431 sayılı yasanın kabulünden bir ay kadar sonra 20 Nisan’da, 1924 Anayasası kabul edilirken de devletin dininin ‘dini İslam’ olduğu maddesine yer verilmiştir. 13 Şubat-31 Mart 1925 tarihleri arasında ise devletin dinin İslam dini olmasıyla yetinmeyip halk egemenliğine karşı olan hilafet/şeriat yanlısı Şeyh Said isyanı yaşanmıştır.
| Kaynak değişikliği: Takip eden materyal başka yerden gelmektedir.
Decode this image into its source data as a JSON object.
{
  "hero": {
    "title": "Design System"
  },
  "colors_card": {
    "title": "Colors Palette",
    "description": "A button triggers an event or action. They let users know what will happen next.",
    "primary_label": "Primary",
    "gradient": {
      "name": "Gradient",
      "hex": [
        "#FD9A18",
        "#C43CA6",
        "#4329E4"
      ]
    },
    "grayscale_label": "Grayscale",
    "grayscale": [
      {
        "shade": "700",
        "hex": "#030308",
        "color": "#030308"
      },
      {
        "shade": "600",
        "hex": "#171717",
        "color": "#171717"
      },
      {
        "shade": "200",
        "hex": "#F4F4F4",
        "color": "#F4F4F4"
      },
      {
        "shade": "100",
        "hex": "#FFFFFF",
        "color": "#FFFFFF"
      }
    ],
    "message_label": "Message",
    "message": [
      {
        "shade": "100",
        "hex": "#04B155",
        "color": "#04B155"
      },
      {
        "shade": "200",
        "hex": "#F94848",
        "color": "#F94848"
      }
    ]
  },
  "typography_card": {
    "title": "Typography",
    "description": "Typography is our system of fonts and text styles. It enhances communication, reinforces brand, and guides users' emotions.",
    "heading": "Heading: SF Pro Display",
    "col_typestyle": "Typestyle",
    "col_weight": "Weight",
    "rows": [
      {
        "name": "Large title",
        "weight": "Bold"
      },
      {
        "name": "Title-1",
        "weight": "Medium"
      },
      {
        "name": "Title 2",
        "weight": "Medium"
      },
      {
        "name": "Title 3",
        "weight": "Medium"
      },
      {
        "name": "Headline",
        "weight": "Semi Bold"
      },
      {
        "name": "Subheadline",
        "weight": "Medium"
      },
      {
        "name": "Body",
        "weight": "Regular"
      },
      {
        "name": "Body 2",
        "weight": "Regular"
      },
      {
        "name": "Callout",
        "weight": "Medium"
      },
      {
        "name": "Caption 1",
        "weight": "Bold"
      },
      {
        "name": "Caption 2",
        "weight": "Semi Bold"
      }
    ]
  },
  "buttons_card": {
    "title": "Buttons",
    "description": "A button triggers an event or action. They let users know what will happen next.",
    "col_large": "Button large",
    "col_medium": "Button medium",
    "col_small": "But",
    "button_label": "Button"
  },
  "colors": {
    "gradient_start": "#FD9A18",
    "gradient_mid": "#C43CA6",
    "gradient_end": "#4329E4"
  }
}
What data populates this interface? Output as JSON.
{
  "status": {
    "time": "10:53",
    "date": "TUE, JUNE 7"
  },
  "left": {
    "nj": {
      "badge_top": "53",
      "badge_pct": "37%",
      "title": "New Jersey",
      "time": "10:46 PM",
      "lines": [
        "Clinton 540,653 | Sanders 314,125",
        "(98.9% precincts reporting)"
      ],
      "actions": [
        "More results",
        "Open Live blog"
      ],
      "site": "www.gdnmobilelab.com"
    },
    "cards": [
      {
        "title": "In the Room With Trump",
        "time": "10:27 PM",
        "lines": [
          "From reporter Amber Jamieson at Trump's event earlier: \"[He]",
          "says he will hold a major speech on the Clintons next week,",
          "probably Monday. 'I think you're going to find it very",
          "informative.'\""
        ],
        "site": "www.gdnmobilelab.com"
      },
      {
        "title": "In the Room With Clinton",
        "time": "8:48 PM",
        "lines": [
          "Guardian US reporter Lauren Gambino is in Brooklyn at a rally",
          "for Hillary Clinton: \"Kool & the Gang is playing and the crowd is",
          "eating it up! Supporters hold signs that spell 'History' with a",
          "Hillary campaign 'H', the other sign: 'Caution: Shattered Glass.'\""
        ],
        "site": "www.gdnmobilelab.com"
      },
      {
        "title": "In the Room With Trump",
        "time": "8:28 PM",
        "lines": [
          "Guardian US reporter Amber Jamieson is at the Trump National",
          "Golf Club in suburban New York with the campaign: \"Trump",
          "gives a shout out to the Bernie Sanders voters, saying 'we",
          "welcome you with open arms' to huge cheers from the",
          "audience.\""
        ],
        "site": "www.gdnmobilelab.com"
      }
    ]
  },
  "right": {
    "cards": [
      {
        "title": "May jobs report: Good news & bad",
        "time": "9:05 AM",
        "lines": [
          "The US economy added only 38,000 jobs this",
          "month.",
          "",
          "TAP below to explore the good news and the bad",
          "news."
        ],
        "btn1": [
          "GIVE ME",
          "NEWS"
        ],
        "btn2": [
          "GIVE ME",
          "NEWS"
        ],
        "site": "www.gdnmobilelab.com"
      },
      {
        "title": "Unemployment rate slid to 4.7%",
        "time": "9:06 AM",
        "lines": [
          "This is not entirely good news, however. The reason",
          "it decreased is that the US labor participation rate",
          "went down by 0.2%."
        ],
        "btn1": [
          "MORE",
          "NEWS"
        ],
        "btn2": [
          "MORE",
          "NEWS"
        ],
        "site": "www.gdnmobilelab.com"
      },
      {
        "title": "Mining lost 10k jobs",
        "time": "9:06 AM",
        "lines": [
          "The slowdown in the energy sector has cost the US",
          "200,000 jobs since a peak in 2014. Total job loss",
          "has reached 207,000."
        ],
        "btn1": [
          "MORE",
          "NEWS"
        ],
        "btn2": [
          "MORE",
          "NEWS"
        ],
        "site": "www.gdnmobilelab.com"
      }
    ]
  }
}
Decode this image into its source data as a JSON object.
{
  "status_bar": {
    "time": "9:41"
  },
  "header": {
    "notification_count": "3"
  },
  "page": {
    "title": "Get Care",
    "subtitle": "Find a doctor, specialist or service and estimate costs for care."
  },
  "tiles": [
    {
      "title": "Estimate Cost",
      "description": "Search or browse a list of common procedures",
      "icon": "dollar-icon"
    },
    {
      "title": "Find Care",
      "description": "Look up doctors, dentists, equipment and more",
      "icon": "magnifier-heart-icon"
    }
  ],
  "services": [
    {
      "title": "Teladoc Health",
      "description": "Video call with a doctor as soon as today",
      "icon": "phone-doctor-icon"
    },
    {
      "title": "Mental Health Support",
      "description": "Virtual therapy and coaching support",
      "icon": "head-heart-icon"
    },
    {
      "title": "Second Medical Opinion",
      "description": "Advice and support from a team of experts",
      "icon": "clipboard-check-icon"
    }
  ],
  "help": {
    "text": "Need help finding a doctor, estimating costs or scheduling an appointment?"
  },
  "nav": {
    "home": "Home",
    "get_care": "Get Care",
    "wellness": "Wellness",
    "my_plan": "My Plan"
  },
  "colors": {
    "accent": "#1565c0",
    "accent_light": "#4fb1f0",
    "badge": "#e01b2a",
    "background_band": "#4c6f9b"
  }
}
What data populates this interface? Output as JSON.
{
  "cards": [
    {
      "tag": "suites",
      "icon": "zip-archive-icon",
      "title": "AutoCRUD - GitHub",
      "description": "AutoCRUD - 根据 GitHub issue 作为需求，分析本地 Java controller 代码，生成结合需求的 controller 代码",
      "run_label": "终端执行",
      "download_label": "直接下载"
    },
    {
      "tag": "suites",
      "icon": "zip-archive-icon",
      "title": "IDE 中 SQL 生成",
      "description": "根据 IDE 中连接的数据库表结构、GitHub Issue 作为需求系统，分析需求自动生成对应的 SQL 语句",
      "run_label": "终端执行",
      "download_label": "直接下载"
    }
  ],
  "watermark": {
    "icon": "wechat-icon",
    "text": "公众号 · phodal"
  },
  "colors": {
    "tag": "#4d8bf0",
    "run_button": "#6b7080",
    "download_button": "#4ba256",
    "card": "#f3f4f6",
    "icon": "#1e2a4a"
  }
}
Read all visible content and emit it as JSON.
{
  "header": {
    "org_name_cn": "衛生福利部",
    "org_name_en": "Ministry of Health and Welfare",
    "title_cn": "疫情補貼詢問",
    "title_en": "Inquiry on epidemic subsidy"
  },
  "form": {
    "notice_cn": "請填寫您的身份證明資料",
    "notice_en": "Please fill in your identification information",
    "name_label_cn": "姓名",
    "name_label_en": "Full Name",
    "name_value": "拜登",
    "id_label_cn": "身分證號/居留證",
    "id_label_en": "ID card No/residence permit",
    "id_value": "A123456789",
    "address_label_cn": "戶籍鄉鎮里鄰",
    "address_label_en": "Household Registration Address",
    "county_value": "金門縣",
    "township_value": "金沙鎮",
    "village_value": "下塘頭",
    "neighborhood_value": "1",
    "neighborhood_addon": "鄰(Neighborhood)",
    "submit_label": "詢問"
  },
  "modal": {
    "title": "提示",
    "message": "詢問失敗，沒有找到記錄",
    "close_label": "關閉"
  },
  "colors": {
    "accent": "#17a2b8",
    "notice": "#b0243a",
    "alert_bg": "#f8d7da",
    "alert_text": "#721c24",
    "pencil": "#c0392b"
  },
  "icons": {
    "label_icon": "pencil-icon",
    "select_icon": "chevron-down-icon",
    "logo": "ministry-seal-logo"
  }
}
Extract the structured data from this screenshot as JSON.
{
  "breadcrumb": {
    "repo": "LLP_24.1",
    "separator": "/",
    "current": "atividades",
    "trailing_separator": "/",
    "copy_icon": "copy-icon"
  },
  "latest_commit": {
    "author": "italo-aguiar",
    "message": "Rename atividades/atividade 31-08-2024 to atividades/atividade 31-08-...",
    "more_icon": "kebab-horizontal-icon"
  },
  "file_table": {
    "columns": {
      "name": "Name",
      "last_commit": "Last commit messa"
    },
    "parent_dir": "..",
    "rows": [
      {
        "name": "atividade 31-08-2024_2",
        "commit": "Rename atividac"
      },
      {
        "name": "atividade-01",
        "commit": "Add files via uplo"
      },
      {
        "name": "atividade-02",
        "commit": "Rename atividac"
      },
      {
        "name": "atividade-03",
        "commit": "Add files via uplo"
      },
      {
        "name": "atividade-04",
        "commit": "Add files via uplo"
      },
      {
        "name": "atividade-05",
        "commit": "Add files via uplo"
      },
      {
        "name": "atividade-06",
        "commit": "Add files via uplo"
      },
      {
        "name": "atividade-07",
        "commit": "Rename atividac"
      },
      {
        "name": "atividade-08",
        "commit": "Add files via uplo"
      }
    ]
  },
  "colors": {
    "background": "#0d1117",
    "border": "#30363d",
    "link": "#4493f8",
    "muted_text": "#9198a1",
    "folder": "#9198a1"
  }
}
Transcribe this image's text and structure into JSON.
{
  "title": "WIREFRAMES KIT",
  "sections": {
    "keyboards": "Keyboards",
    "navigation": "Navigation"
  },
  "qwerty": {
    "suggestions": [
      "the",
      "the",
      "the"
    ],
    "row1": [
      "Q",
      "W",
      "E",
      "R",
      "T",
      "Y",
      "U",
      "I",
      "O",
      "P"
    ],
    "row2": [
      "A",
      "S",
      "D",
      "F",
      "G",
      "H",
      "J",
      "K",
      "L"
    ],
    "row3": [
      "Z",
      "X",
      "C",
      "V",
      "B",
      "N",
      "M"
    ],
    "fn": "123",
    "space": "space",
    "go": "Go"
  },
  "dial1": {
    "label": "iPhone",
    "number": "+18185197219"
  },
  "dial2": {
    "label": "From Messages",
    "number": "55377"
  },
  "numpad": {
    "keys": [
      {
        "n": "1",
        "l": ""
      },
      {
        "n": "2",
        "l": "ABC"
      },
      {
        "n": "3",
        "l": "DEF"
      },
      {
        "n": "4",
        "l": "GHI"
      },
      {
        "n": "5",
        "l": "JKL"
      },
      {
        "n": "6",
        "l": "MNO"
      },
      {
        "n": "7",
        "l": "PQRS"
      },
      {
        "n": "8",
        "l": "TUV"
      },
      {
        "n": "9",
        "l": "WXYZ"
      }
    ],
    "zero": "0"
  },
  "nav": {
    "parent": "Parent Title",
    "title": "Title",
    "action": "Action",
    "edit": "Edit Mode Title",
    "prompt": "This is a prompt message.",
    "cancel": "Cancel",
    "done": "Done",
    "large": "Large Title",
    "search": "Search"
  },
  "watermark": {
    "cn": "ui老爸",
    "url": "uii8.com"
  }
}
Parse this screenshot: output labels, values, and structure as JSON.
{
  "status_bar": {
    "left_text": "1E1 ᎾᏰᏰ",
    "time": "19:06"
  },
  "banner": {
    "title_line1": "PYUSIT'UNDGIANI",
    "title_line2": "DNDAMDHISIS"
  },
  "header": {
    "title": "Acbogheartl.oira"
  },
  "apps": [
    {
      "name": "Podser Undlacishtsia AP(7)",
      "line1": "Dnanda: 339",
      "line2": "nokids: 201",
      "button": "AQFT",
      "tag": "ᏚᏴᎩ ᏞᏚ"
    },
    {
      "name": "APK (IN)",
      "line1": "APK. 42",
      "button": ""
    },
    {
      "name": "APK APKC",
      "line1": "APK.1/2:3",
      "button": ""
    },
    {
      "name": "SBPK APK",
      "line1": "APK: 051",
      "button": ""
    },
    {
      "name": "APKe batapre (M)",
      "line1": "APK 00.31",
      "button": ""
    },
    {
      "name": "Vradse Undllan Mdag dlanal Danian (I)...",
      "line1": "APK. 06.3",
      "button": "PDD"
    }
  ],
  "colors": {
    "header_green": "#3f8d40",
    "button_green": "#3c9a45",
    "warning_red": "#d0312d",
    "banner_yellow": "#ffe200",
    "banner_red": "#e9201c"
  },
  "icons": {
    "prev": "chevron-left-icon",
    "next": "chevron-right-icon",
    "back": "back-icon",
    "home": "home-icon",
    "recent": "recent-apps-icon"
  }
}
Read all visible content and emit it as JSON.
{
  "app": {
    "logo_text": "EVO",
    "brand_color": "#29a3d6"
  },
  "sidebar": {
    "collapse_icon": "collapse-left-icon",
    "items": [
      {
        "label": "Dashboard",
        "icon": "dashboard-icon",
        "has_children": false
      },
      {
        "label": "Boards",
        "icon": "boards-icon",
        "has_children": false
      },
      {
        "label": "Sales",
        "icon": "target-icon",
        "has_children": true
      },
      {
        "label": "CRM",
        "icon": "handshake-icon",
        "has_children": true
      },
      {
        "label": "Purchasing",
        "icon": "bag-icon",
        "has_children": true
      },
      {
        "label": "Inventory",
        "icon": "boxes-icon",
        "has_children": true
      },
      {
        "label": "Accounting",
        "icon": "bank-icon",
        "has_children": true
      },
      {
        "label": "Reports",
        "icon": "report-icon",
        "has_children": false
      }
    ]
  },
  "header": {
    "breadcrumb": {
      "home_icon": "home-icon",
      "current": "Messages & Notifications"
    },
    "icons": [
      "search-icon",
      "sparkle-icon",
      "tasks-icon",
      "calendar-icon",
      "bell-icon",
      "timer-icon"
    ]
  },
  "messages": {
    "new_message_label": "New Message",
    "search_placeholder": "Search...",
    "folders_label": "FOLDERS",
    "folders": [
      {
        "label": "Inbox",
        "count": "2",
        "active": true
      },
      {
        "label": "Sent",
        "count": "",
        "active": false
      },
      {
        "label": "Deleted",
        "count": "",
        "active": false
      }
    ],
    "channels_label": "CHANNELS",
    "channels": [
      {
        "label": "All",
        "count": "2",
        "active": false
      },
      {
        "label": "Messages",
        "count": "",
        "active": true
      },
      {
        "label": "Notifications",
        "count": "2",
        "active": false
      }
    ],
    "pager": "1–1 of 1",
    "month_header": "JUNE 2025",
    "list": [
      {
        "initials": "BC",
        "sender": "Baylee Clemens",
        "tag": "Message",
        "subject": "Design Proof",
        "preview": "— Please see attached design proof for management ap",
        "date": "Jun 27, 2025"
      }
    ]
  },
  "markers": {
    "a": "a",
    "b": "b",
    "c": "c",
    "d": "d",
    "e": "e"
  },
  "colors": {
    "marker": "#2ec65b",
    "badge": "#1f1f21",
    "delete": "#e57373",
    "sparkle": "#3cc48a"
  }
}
Bu olayın ardından 2 Eylül 1925’te, insanların özgürleşmesini larını engelleyen tekkeler ve zaviyeler kapatılıp tarikatlar yasaklanmıştır. 1 Mart 1926’da kabul edilen Türk Ceza Kanunu’nun 163. maddesi ile “dini veya dini hissiyatı veya dinen mukaddes tanınan şeyleri alet ederek her ne suret ve sıfatla olursa olsun Devletin emniyetini ihlal edebilecek harekete halkı teşvik veya bu şekilde cemiyet kuranları cezalandırmakta, dini fikirlere ve hislere dayanan siyasi cemiyetlerin kurulması” yasaklanmıştır.

10 Nisan 1928’de, “Devletin dini ‘dini İslamdır’” ifadesi 1924 Anayasası’ndan çıkarılmıştır. 23 Aralık 1930’da, Menemen’de yedek subay Kubilay’ın öldürüldüğü şeriat yanlısı bir kalkışma yaşanmıştır. 5 Şubat 1937 günü yapılan bir değişiklikle Anayasa’da laiklik ilkesine yer verilmiştir.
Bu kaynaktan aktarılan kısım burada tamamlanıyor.